Blockbuster Beat by Matt Lynch Film

The Marksman | Robert Lorenz

Credit: Ryan Sweeney

The Marksman is a sturdy and uncomplicated but mostly satisfying entry into the Neeson oeuvre of stoic, righteous masculinity.


Another exercise in stoicism and dignified masculinity, replete with a dash of reactionary violence and a grizzled lead performance? Smells like a Liam Neeson movie. In The Marksman, Neeson plays down-on-his-luck Arizona rancher Jim. He’s underwater with the bank, his cattle are falling to wolves (which he methodically picks off with his scoped M1), and, of course, he’s haunted by both his time in the Marines — he’s killed people, you see — and the death of his wife — she was great, he’ll always be sad. Maybe it’s redemption or just renewed purpose, but whatever that something is, it’s what fortune has in store for Jim when he stumbles across a woman and her young son popping through the border fence with a group of cartel villains in hot pursuit.
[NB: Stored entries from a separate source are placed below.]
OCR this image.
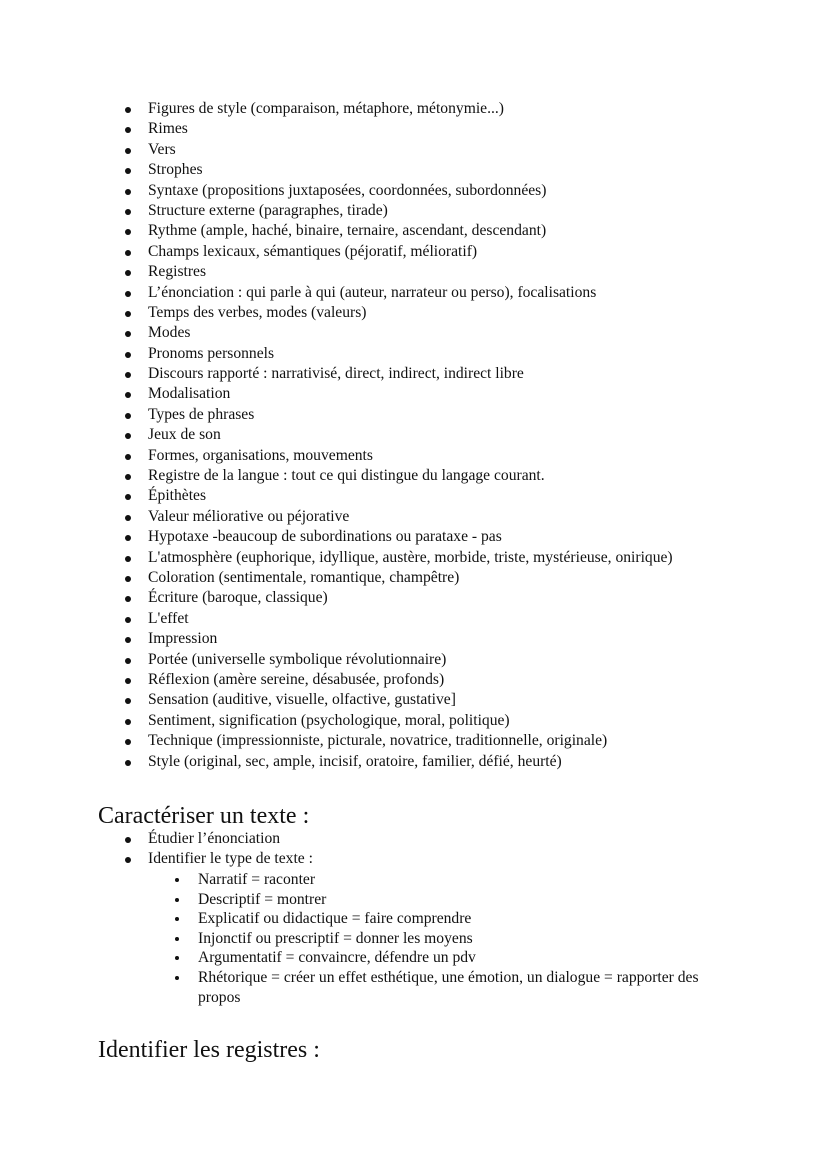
Figures de style (comparaison, métaphore, métonymie...)
Rimes
Vers
Strophes
Syntaxe (propositions juxtaposées, coordonnées, subordonnées)
Structure externe (paragraphes, tirade)
Rythme (ample, haché, binaire, ternaire, ascendant, descendant)
Champs lexicaux, sémantiques (péjoratif, mélioratif)
Registres
L’énonciation : qui parle à qui (auteur, narrateur ou perso), focalisations
Temps des verbes, modes (valeurs)
Modes
Pronoms personnels
Discours rapporté : narrativisé, direct, indirect, indirect libre
Modalisation
Types de phrases
Jeux de son
Formes, organisations, mouvements
Registre de la langue : tout ce qui distingue du langage courant.
Épithètes
Valeur méliorative ou péjorative
Hypotaxe -beaucoup de subordinations ou parataxe - pas
L'atmosphère (euphorique, idyllique, austère, morbide, triste, mystérieuse, onirique)
Coloration (sentimentale, romantique, champêtre)
Écriture (baroque, classique)
L'effet
Impression
Portée (universelle symbolique révolutionnaire)
Réflexion (amère sereine, désabusée, profonds)
Sensation (auditive, visuelle, olfactive, gustative]
Sentiment, signification (psychologique, moral, politique)
Technique (impressionniste, picturale, novatrice, traditionnelle, originale)
Style (original, sec, ample, incisif, oratoire, familier, défié, heurté)
Caractériser un texte :
Étudier l’énonciation
Identifier le type de texte :
Narratif = raconter
Descriptif = montrer
Explicatif ou didactique = faire comprendre
Injonctif ou prescriptif = donner les moyens
Argumentatif = convaincre, défendre un pdv
Rhétorique = créer un effet esthétique, une émotion, un dialogue = rapporter des propos
Identifier les registres :
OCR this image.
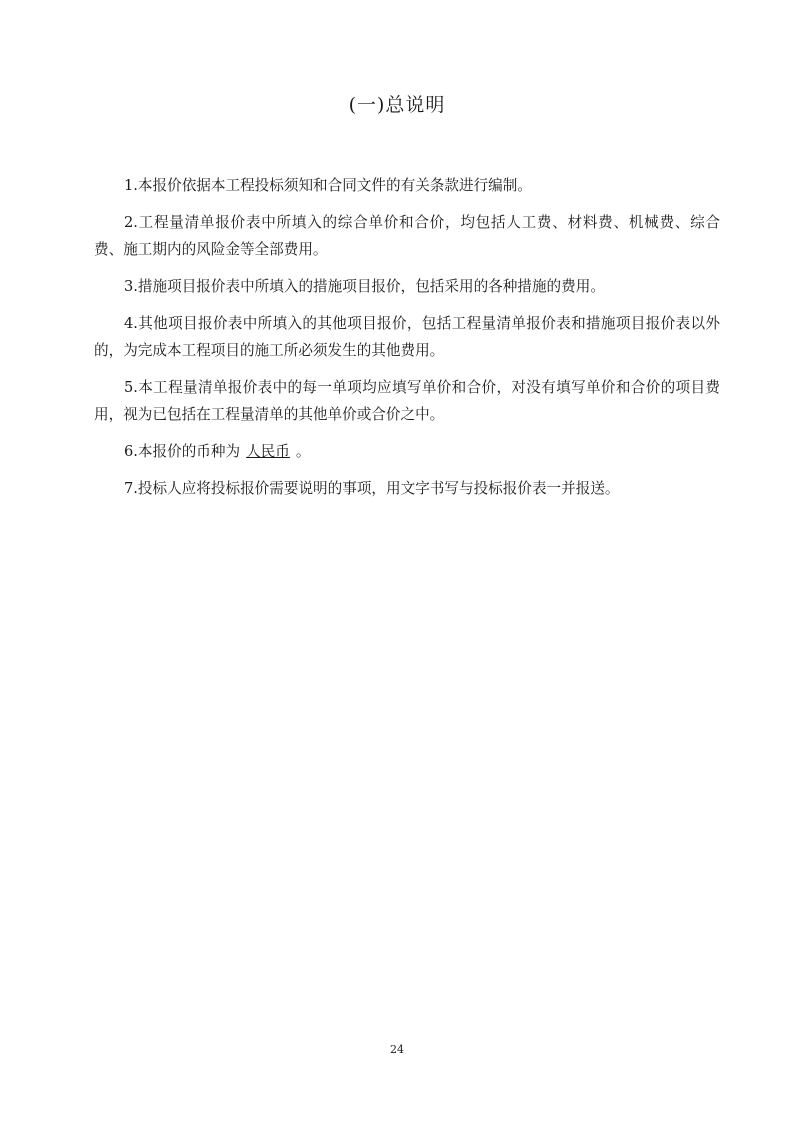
(一)总说明

1.本报价依据本工程投标须知和合同文件的有关条款进行编制。

2.工程量清单报价表中所填入的综合单价和合价，均包括人工费、材料费、机械费、综合费、施工期内的风险金等全部费用。

3.措施项目报价表中所填入的措施项目报价，包括采用的各种措施的费用。

4.其他项目报价表中所填入的其他项目报价，包括工程量清单报价表和措施项目报价表以外的，为完成本工程项目的施工所必须发生的其他费用。

5.本工程量清单报价表中的每一单项均应填写单价和合价，对没有填写单价和合价的项目费用，视为已包括在工程量清单的其他单价或合价之中。

6.本报价的币种为 人民币 。

7.投标人应将投标报价需要说明的事项，用文字书写与投标报价表一并报送。

24
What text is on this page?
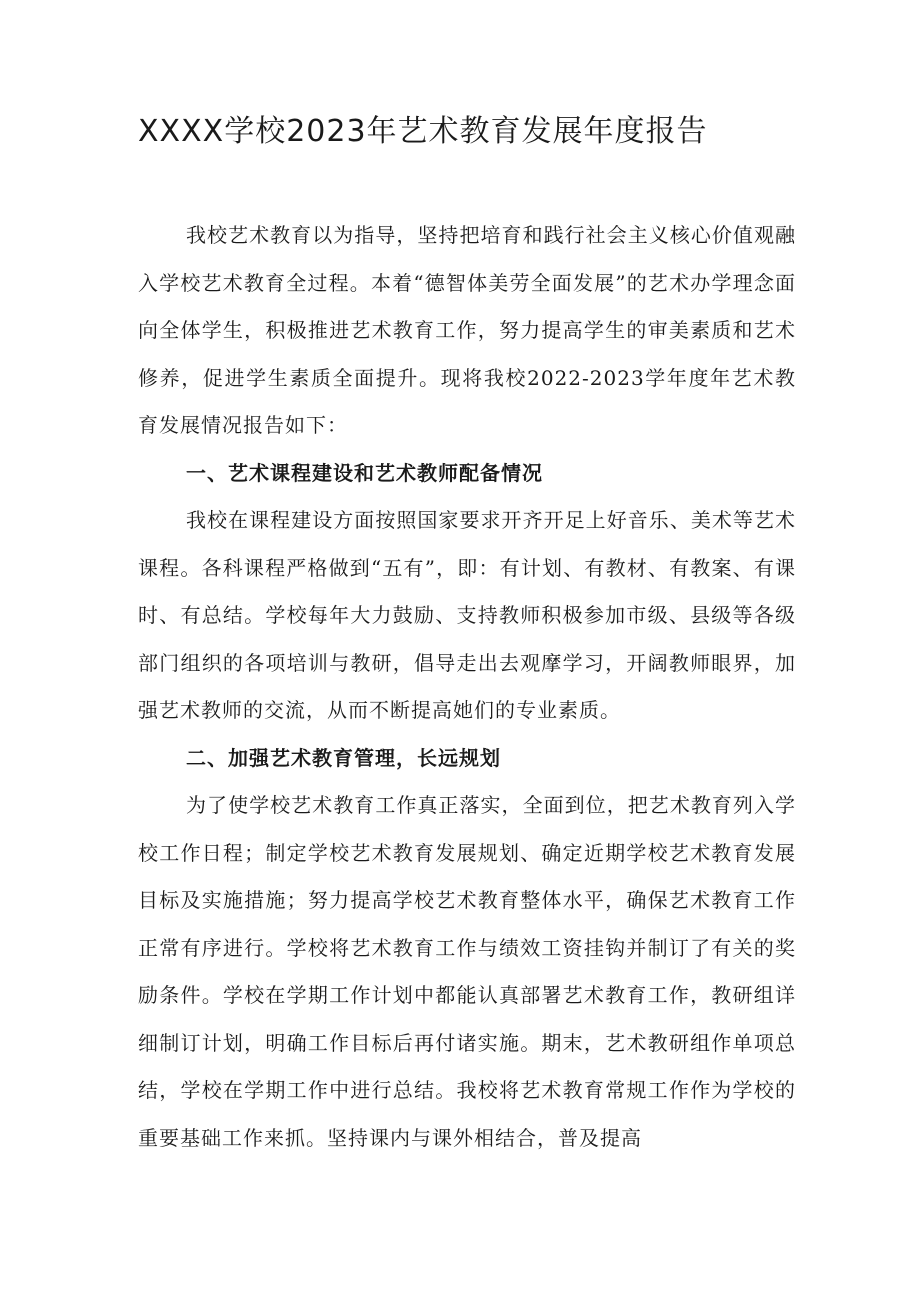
XXXX学校2023年艺术教育发展年度报告

我校艺术教育以为指导，坚持把培育和践行社会主义核心价值观融入学校艺术教育全过程。本着“德智体美劳全面发展”的艺术办学理念面向全体学生，积极推进艺术教育工作，努力提高学生的审美素质和艺术修养，促进学生素质全面提升。现将我校2022-2023学年度年艺术教育发展情况报告如下：

一、艺术课程建设和艺术教师配备情况

我校在课程建设方面按照国家要求开齐开足上好音乐、美术等艺术课程。各科课程严格做到“五有”，即：有计划、有教材、有教案、有课时、有总结。学校每年大力鼓励、支持教师积极参加市级、县级等各级部门组织的各项培训与教研，倡导走出去观摩学习，开阔教师眼界，加强艺术教师的交流，从而不断提高她们的专业素质。

二、加强艺术教育管理，长远规划

为了使学校艺术教育工作真正落实，全面到位，把艺术教育列入学校工作日程；制定学校艺术教育发展规划、确定近期学校艺术教育发展目标及实施措施；努力提高学校艺术教育整体水平，确保艺术教育工作正常有序进行。学校将艺术教育工作与绩效工资挂钩并制订了有关的奖励条件。学校在学期工作计划中都能认真部署艺术教育工作，教研组详细制订计划，明确工作目标后再付诸实施。期末，艺术教研组作单项总结，学校在学期工作中进行总结。我校将艺术教育常规工作作为学校的重要基础工作来抓。坚持课内与课外相结合，普及提高
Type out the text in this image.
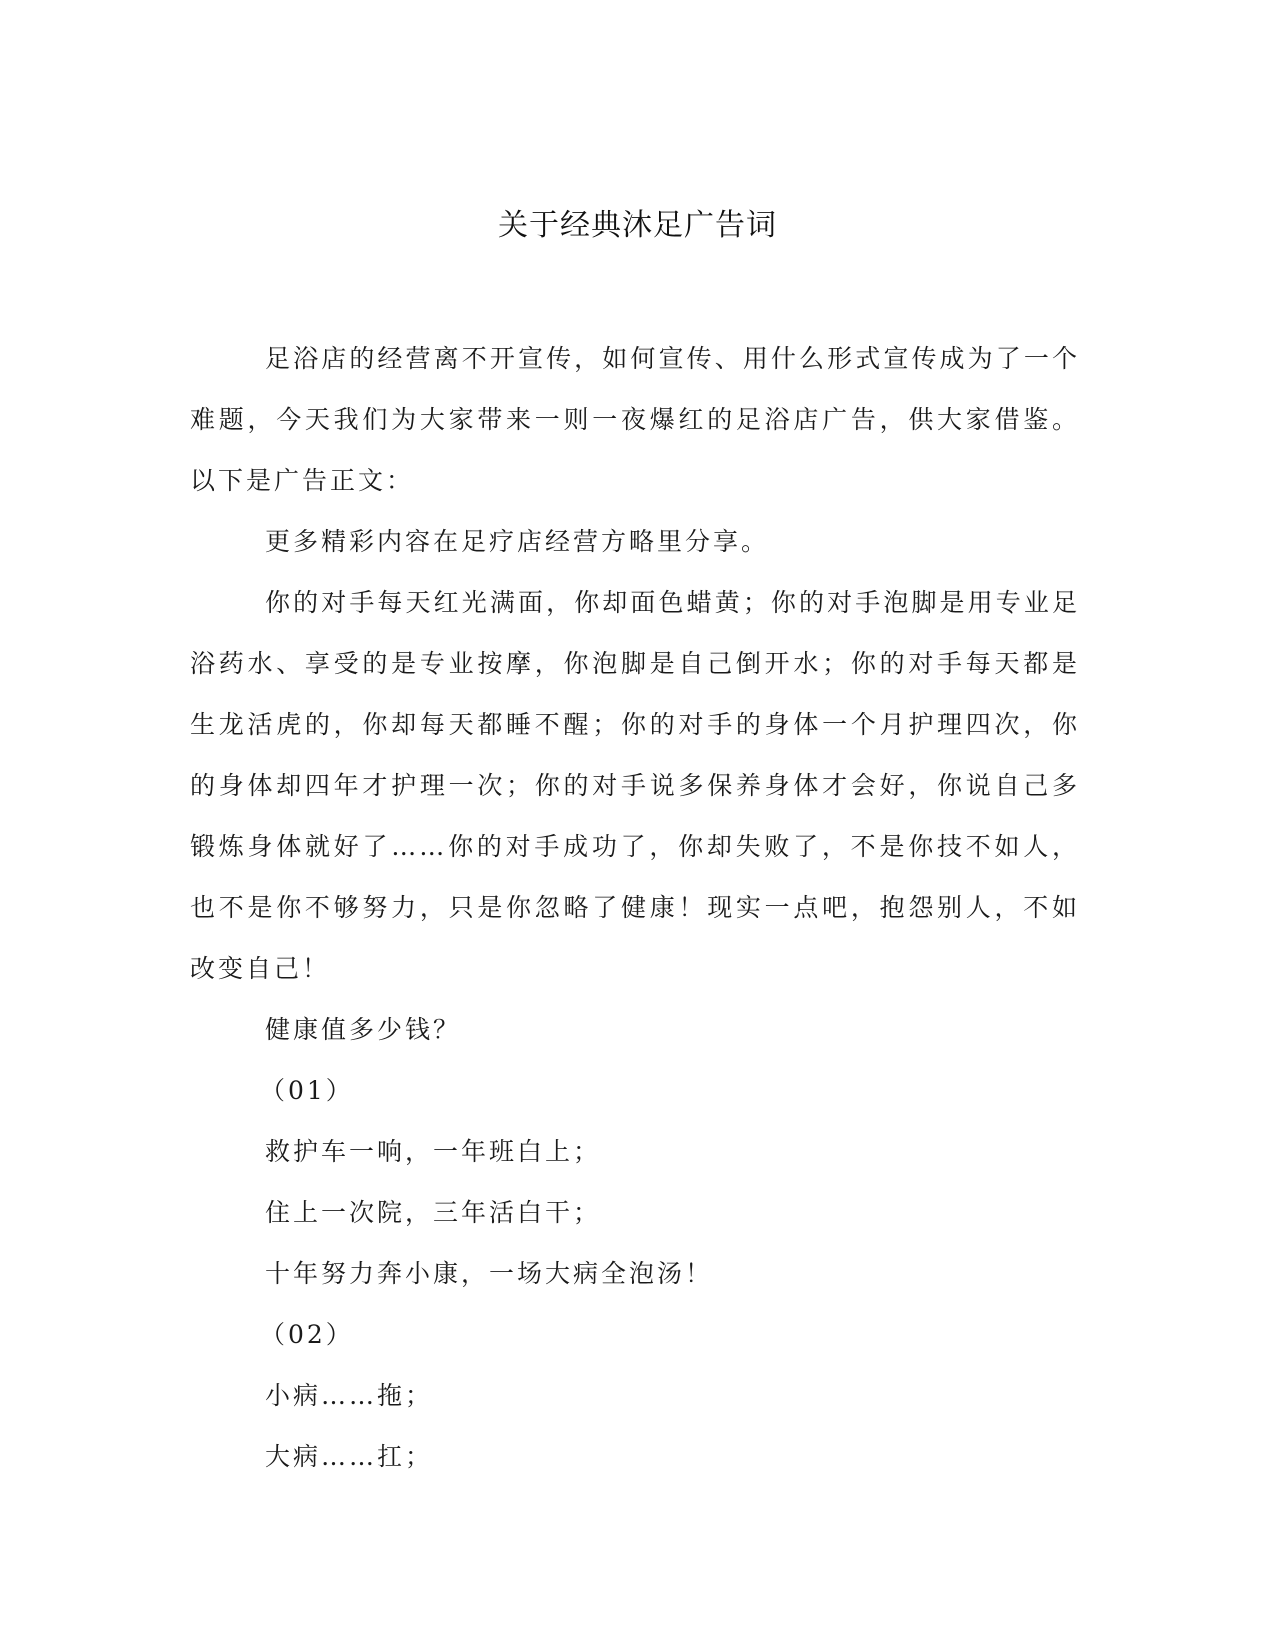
关于经典沐足广告词

足浴店的经营离不开宣传，如何宣传、用什么形式宣传成为了一个难题，今天我们为大家带来一则一夜爆红的足浴店广告，供大家借鉴。以下是广告正文：

更多精彩内容在足疗店经营方略里分享。

你的对手每天红光满面，你却面色蜡黄；你的对手泡脚是用专业足浴药水、享受的是专业按摩，你泡脚是自己倒开水；你的对手每天都是生龙活虎的，你却每天都睡不醒；你的对手的身体一个月护理四次，你的身体却四年才护理一次；你的对手说多保养身体才会好，你说自己多锻炼身体就好了……你的对手成功了，你却失败了，不是你技不如人，也不是你不够努力，只是你忽略了健康！现实一点吧，抱怨别人，不如改变自己！

健康值多少钱？

（01）

救护车一响，一年班白上；

住上一次院，三年活白干；

十年努力奔小康，一场大病全泡汤！

（02）

小病……拖；

大病……扛；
Because he’s so grizzled and dignified, at first he calls in the border patrol, but after the mother is killed in a brief shootout with the bad guys, Jim honors her dying wish to take the boy (Jacob Perez) to some distant family in Chicago. What follows is a combination road trip/chase movie wherein Jim learns that he’s a really good guy who’s just sad, and that the kid is nice and doesn’t deserve to be killed by drug dealers (they want some money his mom apparently stole).

That there’s almost nothing to The Marksman is frankly part of its charm. It’s competently executed, morally certain, and fundamentally incurious about anything beyond checking off the boxes in its script. It’s designed only to be satisfying, and even though Jim doesn’t do much marksman-ing until the last 15 minutes or so, it is indeed just that. There’s a leisurely pace, some lovely scenery, earnest moments of quiet bonding between Neeson and the boy, and ample suspense generated by the very mean cartel guys leaving a trail of bodies in their wake as they give pursuit. It’s thoroughly uncomplicated but so sturdily executed that it reminds you of the sort of movie Clint Eastwood might star in but leave it to one of his longtime producers to direct (it even comes complete with a thoroughly uninterrogated view of its non-white characters). Lo and behold, this was written and helmed by Robert Lorenz, whose last directorial effort was indeed Clint’s Trouble with the Curve, which is in its way the same movie, just minus the drug dealing and marksmanship. As far as the ever-growing Neeson oeuvre goes, this is far better than recent effort Honest Thief or any of the Takens, but not quite on the level of serious cornball weirdness like Cold Pursuit, nor is it as idiosyncratic or thoughtful as, say, A Walk Among the Tombstones. It’s rather squarely fixed right in the middle, the king of film guaranteed a long life on cable. In other words, your dad will love it.